Although age and FIGO stage might have a role in the good prognosis of the POLE-mt group, in our previous study we found that POLE mutation appeared as the molecular signature least affected by other prognostic clinicopathological factors [3]. For this reason, the fact that more than 50% of these women currently undergo adjuvant treatment may constitute an overtreatment.

p53-wt group

Patients in this group were obese and showed the highest BMI among all groups. This would support the estrogen-driven pathogenesis making inroads to possible prevention strategy based on diet and bariatric surgery for patients with severe obesity. The high BMI, the good-to-intermediate prognosis and the high prevalence of low-grade endometroid carcinomas in this group reflect the prototypical type I EC according to the Bokhman’s classification [34]. Patient age and stage I prevalence were intermediate. These findings may contribute to the good-to-intermediate prognosis in these patients.

p53-abn group

The p53-abn group appears to embody a specific phenotype of patient, including the oldest women among the ProMisE groups. Such feature is consistent with the high prevalence of serous carcinoma, which arises in a background of atrophic endometrium [7]. Moreover, these patients were non-obese and with the lowest prevalence of FIGO stage I (48.8%). These characteristics, along with the high prevalence of serous histotype, make these cancers assimilable to the type II endometrial cancer of Bokhman’s classification [42]. The highly unfavorable clinical profile of the p53-abn group likely contribute to the poor prognosis of this group. Indeed, in our previous study we found that unfavorable clinicopathological factors sensibly worsened the prognosis of the p53-abn group [3]. However, we also found that the unfavorable prognostic value of the p53-abn signature remained significant even after adjusting for other clinicopathological factors. In this regard, the prognosis remains the worst one although most EC of this group (64.4%) undergo adjuvant treatment.

Strengths and limitations

To the best of our knowledge, this study may be the first systematic review and meta-analysis to provide a clinical characterization of the ProMisE groups of EC. This study hypothesized that the ProMisE groups might benefit from specific prevention strategies and additional treatments (e.g. diet, bariatric surgery, hormonal therapy) to be tailored on the single patient. Moreover, the provided characterization may be useful to further explain prognosis data across the ProMisE groups. The overall quality of the included studies is very high, given that almost all the domains related to risk of bias were judged at low risk of bias and no one was considered at high risk.

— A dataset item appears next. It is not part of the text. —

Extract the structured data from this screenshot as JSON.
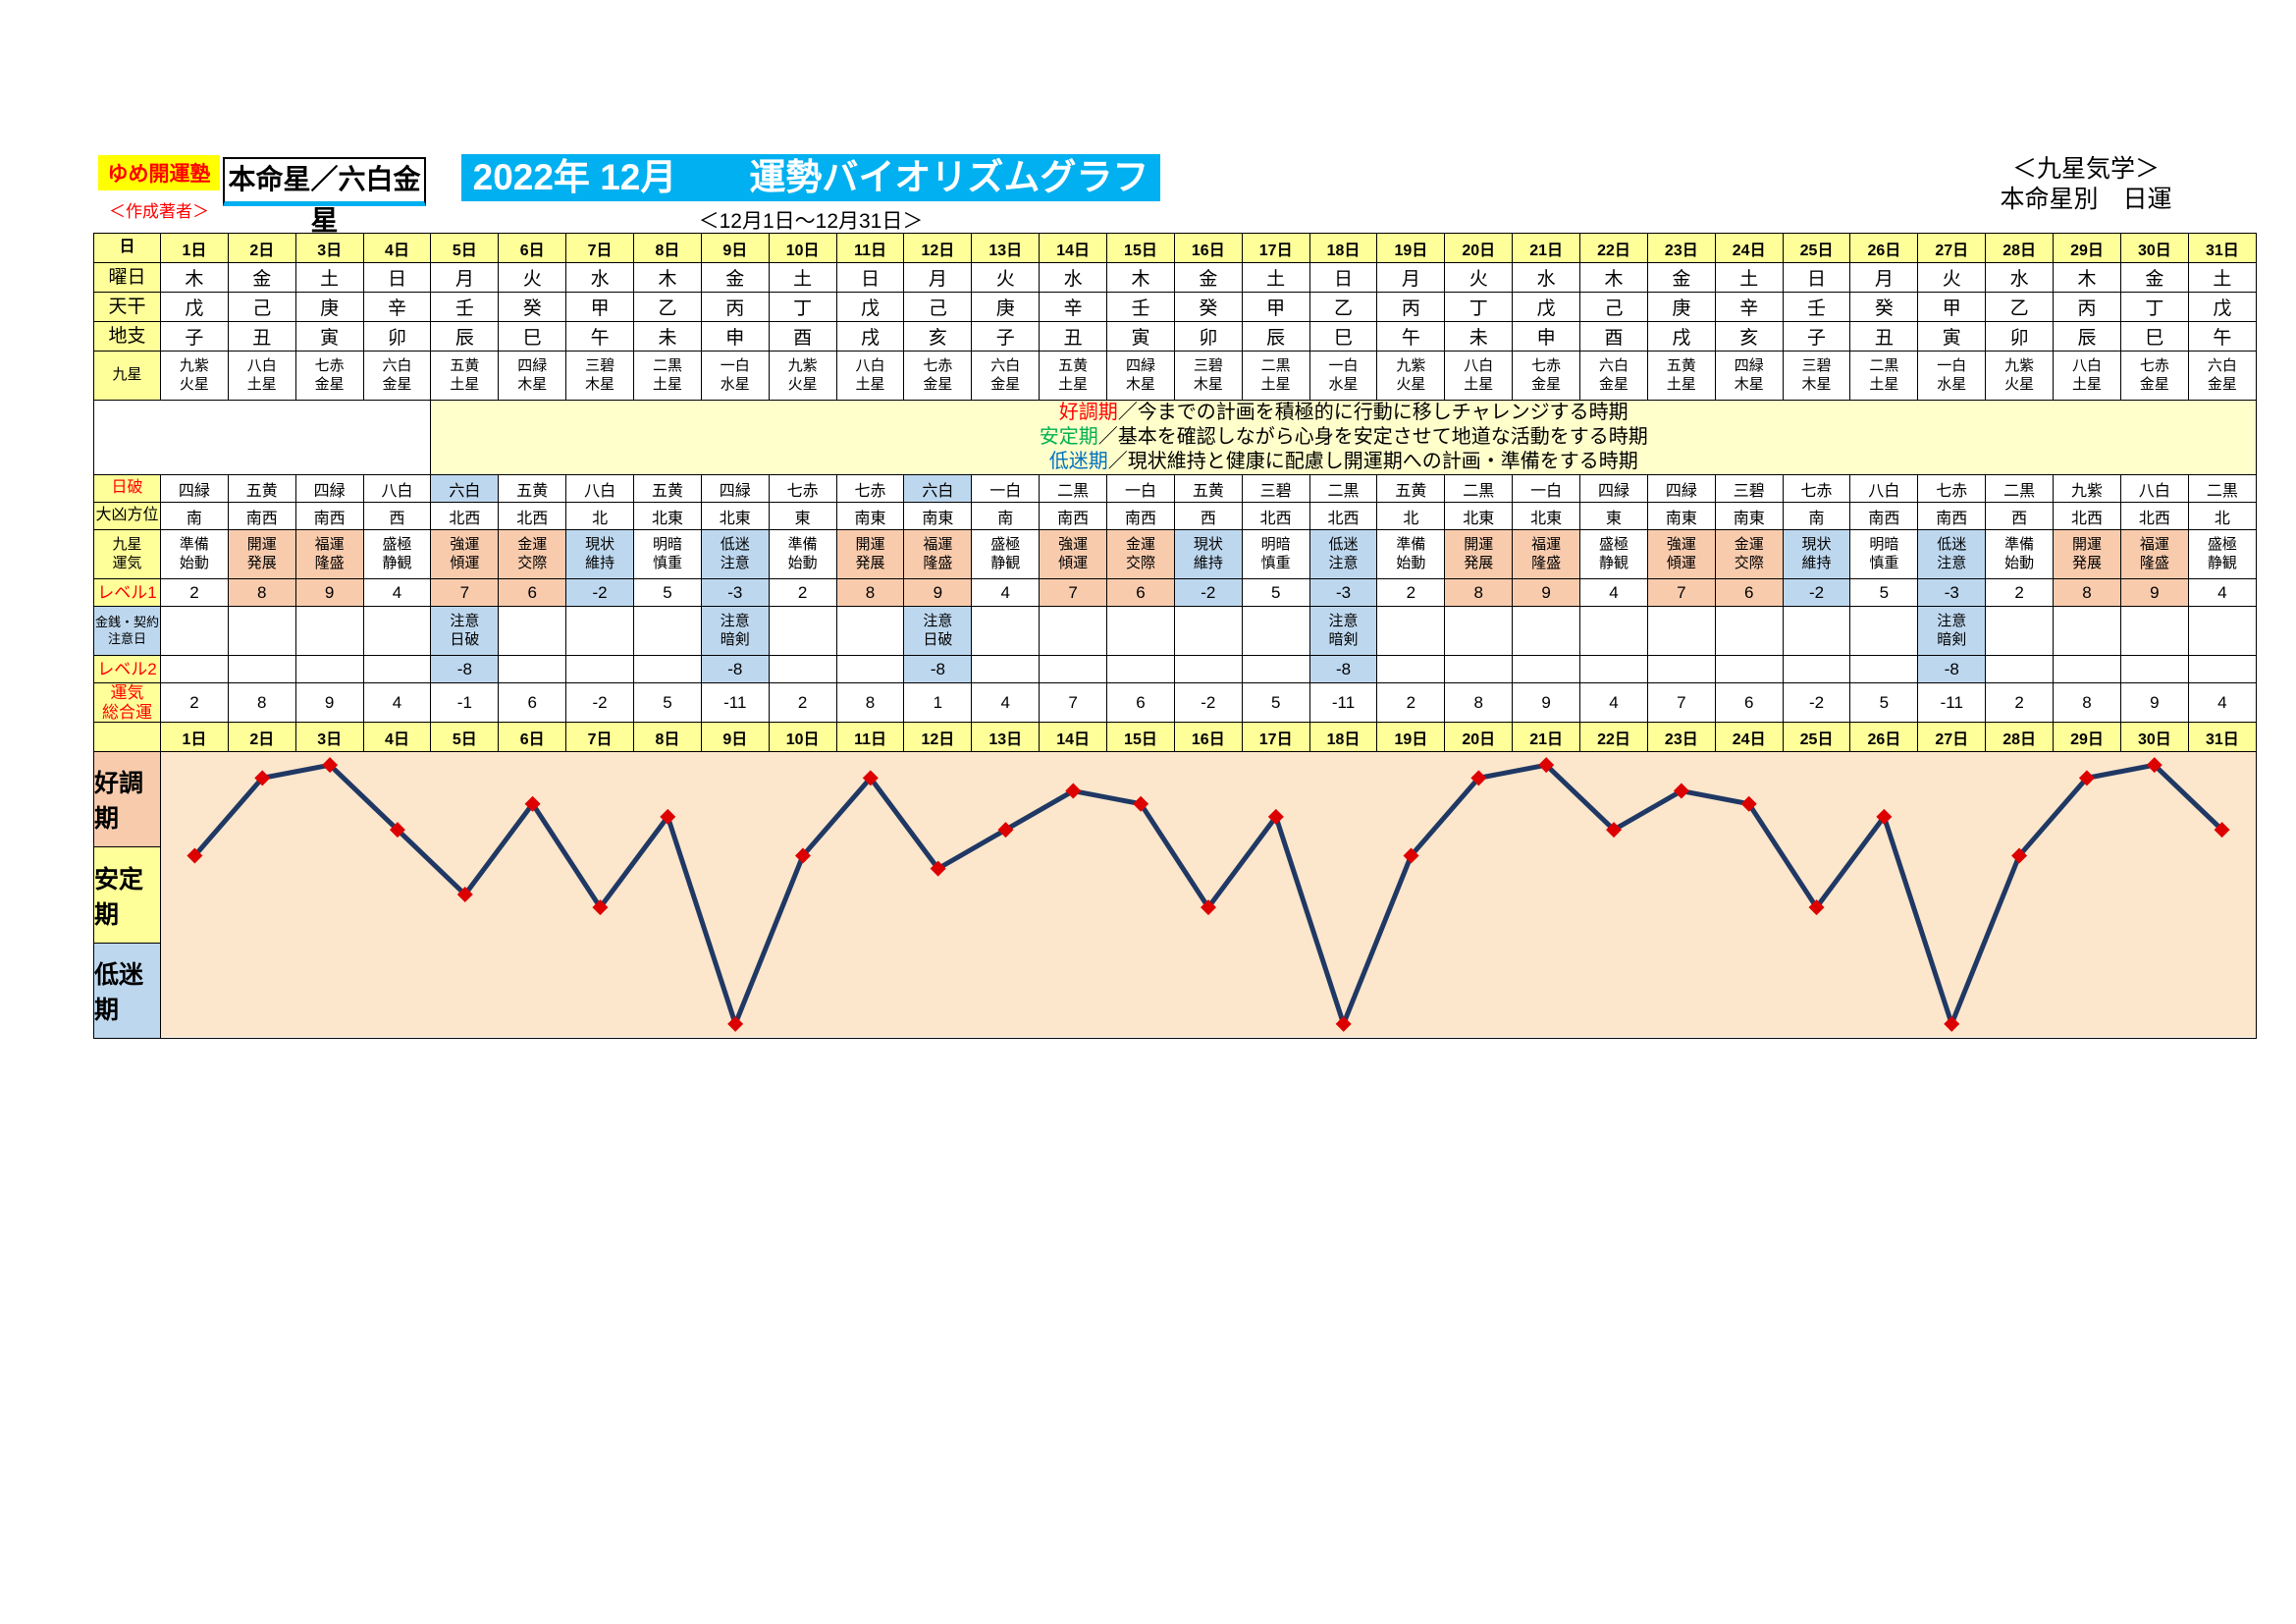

The low number of included studies might be a limitation of our meta-analysis. Nonetheless, the presented data were devoid of patient overlap due to the exclusion of all duplicate data.

Conclusion

The clinical characterization of ProMisE groups of EC shows that molecular signatures were associated with different phenotypes of patients. The POLE-mt group includes the youngest women, with the lowest BMI and the highest prevalence of FIGO stage I. The p53-wt group includes patients with the highest BMI. The p53-abn group includes the oldest women, with the highest prevalence of adjuvant treatment and the lowest prevalence of FIGO stage I. The MMR-d group showed intermediate values among the ProMisE groups for all clinical features. The clinical characterization of these groups may suggest different pathogenetic mechanisms and may also contribute to explain the prognostic data of the ProMisE groups, with potential impact on the patient management.